Why data?

The Benefits of Data Collection in Bas360

Collecting data during the baking process in Bas360 offers various benefits that improve efficiency and product quality. By analyzing data, Bas360 can identify and optimize inefficiencies, leading to lower costs and higher productivity. Real-time insights into production allow for the optimization of kneading and baking temperatures, as well as minimizing changeover times. Data analysis also contributes to better quality control, consistent product quality, and the prevention of deviations, which is crucial for food safety and customer satisfaction. Additionally, data collection helps reduce waste and energy consumption, promoting sustainability. Finally, data-driven decision-making enables flexible adjustments and stimulates innovation, allowing Bas360 to adapt to market demand and implement new technologies. By leveraging these benefits, Bas360 can strengthen its competitive position and deliver better products.

Predictive maintenance

By continuously collecting data on the performance of machines and equipment, such as vibration levels, temperature, pressure, and wear, patterns and trends can be identified that may indicate impending failures. Using advanced analytics and machine learning algorithms, predictive models can be developed to forecast potential failures before they occur. Based on these predictions, preventive maintenance measures can be implemented to minimize the likelihood of breakdowns and avoid downtime.

Root cause analysis

Collecting detailed data on downtime, failures, and maintenance activities allows for the analysis and understanding of the causes of failures. By identifying the underlying reasons for failures, such as defective components, lack of maintenance, or operational errors, targeted measures can be taken to address these issues and prevent future downtime.

Real-time monitoring

The use of sensors and IoT devices enables companies to monitor machines and equipment in real time. When abnormal situations are detected, such as deviations from optimal operating parameters or warning signals for impending failures, immediate action can be taken to address the issue before it leads to downtime.

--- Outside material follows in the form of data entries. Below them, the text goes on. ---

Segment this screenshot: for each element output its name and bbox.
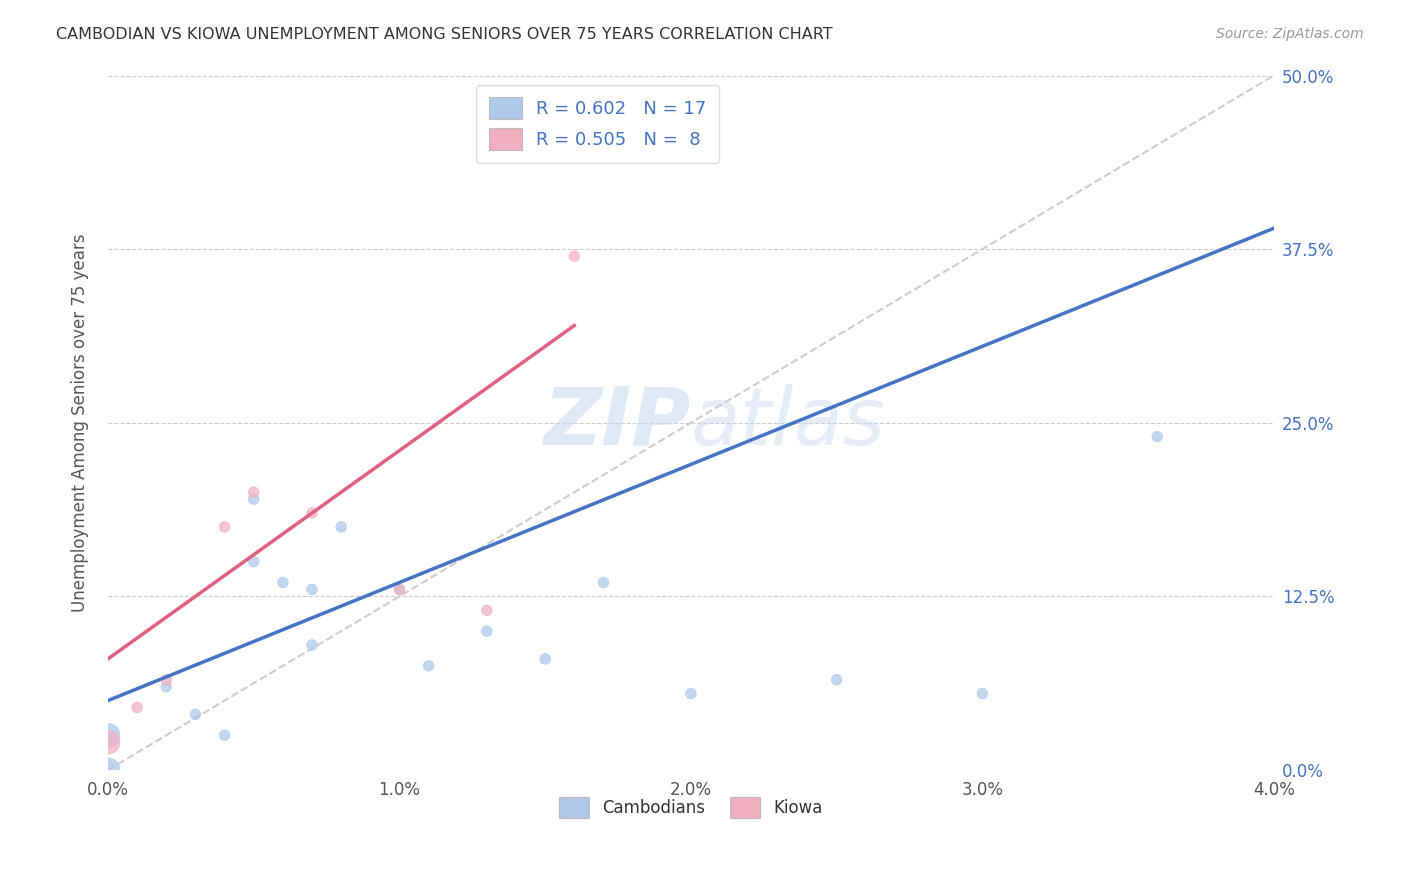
Point	[679, 687, 702, 701]
Point	[1146, 430, 1168, 444]
Point	[418, 658, 440, 673]
Point	[475, 624, 498, 639]
Text: Source: ZipAtlas.com: Source: ZipAtlas.com	[1216, 27, 1364, 41]
Point	[301, 638, 323, 652]
Point	[972, 687, 994, 701]
Point	[242, 555, 264, 569]
Point	[388, 582, 411, 597]
Point	[592, 575, 614, 590]
Legend: Cambodians, Kiowa: Cambodians, Kiowa	[553, 790, 830, 824]
Point	[155, 673, 177, 687]
Point	[242, 485, 264, 500]
Point	[214, 728, 236, 742]
Point	[214, 520, 236, 534]
Point	[184, 707, 207, 722]
Point	[388, 582, 411, 597]
Point	[271, 575, 294, 590]
Point	[330, 520, 353, 534]
Point	[562, 249, 585, 263]
Point	[97, 763, 120, 777]
Text: atlas: atlas	[690, 384, 886, 462]
Text: ZIP: ZIP	[544, 384, 690, 462]
Point	[825, 673, 848, 687]
Point	[475, 603, 498, 617]
Point	[301, 582, 323, 597]
Point	[97, 728, 120, 742]
Point	[127, 700, 149, 714]
Point	[301, 506, 323, 520]
Y-axis label: Unemployment Among Seniors over 75 years: Unemployment Among Seniors over 75 years	[72, 234, 89, 612]
Point	[534, 652, 557, 666]
Point	[97, 735, 120, 749]
Text: CAMBODIAN VS KIOWA UNEMPLOYMENT AMONG SENIORS OVER 75 YEARS CORRELATION CHART: CAMBODIAN VS KIOWA UNEMPLOYMENT AMONG SE…	[56, 27, 832, 42]
Point	[242, 492, 264, 507]
Point	[155, 680, 177, 694]
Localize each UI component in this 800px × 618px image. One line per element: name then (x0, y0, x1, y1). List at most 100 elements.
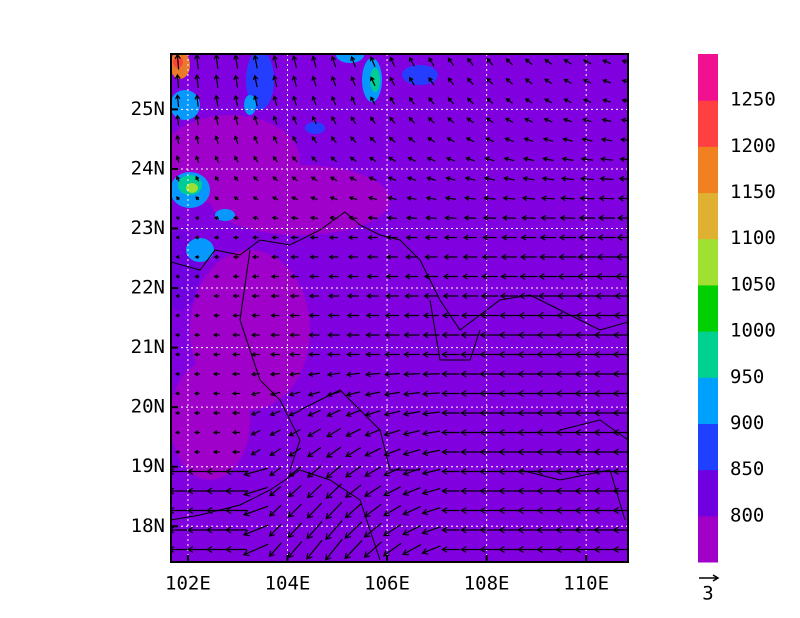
wind-arrow (290, 215, 299, 221)
wind-arrow (174, 449, 180, 455)
wind-arrow (617, 195, 628, 202)
wind-arrow (269, 485, 282, 497)
y-tick-label: 25N (131, 98, 165, 120)
wind-arrow (328, 235, 338, 240)
wind-arrow (310, 196, 318, 201)
wind-arrow (596, 253, 617, 261)
wind-arrow (231, 391, 240, 396)
wind-arrow (519, 273, 538, 280)
x-tick-label: 104E (265, 573, 311, 595)
wind-arrow (612, 370, 628, 378)
wind-arrow (424, 234, 438, 241)
wind-arrow (460, 448, 480, 456)
wind-arrow (620, 137, 628, 143)
wind-arrow (292, 156, 298, 163)
reference-label: 3 (702, 583, 713, 605)
wind-arrow (270, 274, 279, 279)
wind-arrow (232, 313, 240, 318)
wind-arrow (194, 274, 200, 279)
wind-arrow (461, 273, 478, 280)
wind-arrow (388, 156, 397, 162)
wind-arrow (205, 468, 227, 475)
wind-arrow (556, 311, 579, 320)
wind-arrow (428, 97, 435, 105)
wind-arrow (500, 273, 518, 280)
wind-arrow (500, 253, 518, 261)
wind-arrow (383, 467, 401, 477)
colorbar-segment (698, 100, 718, 147)
wind-arrow (578, 214, 596, 222)
wind-arrow (612, 467, 628, 476)
wind-arrow (213, 54, 220, 70)
wind-arrow (331, 115, 337, 125)
wind-arrow (600, 156, 613, 162)
wind-arrow (269, 429, 281, 436)
wind-arrow (402, 544, 422, 556)
map-frame (170, 53, 629, 563)
wind-arrow (370, 76, 376, 86)
wind-arrow (325, 464, 342, 479)
wind-arrow (480, 312, 499, 319)
contour-blob (305, 122, 325, 134)
wind-arrow (363, 503, 382, 518)
colorbar-label: 1200 (730, 135, 776, 157)
wind-arrow (481, 253, 498, 261)
wind-arrow (599, 175, 614, 182)
wind-arrow (195, 155, 200, 163)
colorbar-segment (698, 192, 718, 240)
wind-arrow (612, 350, 628, 359)
wind-arrow (242, 524, 269, 537)
colorbar: 800 850 900 950 1000 1050 1100 1150 1200 1250 (698, 54, 776, 563)
wind-arrow (233, 235, 239, 240)
wind-arrow (344, 484, 362, 498)
wind-arrow (269, 448, 281, 456)
wind-arrow (577, 253, 597, 261)
wind-arrow (287, 503, 302, 518)
wind-arrow (619, 156, 628, 163)
wind-arrow (272, 135, 278, 144)
wind-arrow (517, 350, 540, 359)
wind-arrow (479, 390, 500, 397)
wind-arrow (348, 235, 358, 240)
wind-arrow (460, 370, 480, 378)
wind-arrow (212, 391, 220, 396)
wind-arrow (443, 234, 457, 241)
wind-arrow (326, 371, 341, 378)
wind-arrow (460, 429, 480, 436)
wind-arrow (498, 526, 520, 534)
wind-arrow (402, 487, 421, 496)
wind-arrow (460, 546, 480, 553)
wind-arrow (389, 56, 396, 67)
wind-arrow (467, 57, 474, 66)
wind-arrow (307, 371, 321, 377)
wind-arrow (560, 195, 575, 202)
colorbar-label: 950 (730, 366, 764, 388)
wind-arrow (621, 98, 628, 104)
wind-arrow (614, 292, 628, 300)
wind-arrow (542, 137, 554, 143)
wind-arrow (193, 410, 200, 416)
wind-arrow (598, 195, 615, 202)
wind-arrow (366, 254, 379, 260)
wind-arrow (539, 234, 557, 241)
wind-arrow (186, 507, 207, 514)
colorbar-label: 1100 (730, 227, 776, 249)
wind-arrow (233, 54, 239, 69)
wind-arrow (330, 136, 337, 144)
wind-arrow (504, 137, 514, 143)
wind-arrow (174, 410, 180, 416)
wind-arrow (327, 351, 340, 358)
wind-arrow (407, 137, 416, 143)
wind-arrow (442, 292, 459, 300)
wind-arrow (582, 117, 592, 123)
wind-arrow (446, 137, 455, 143)
wind-arrow (186, 546, 207, 553)
wind-arrow (498, 331, 520, 339)
wind-arrow (307, 409, 321, 417)
wind-arrow (194, 73, 201, 88)
wind-arrow (289, 274, 299, 279)
wind-arrow (174, 332, 180, 338)
wind-arrow (501, 234, 517, 241)
wind-arrow (402, 506, 421, 516)
wind-arrow (558, 253, 577, 261)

Training and competency development

Through targeted training and competency development, employees can be prepared to effectively address problems and reduce the likelihood of human errors, which in turn can lead to less downtime.

Continuous improvement

By collecting and analyzing production data, improvement opportunities can be identified to enhance the reliability and availability of machines. By continuously learning from past experiences and applying data-driven insights, companies can optimize their processes and reduce the likelihood of failures.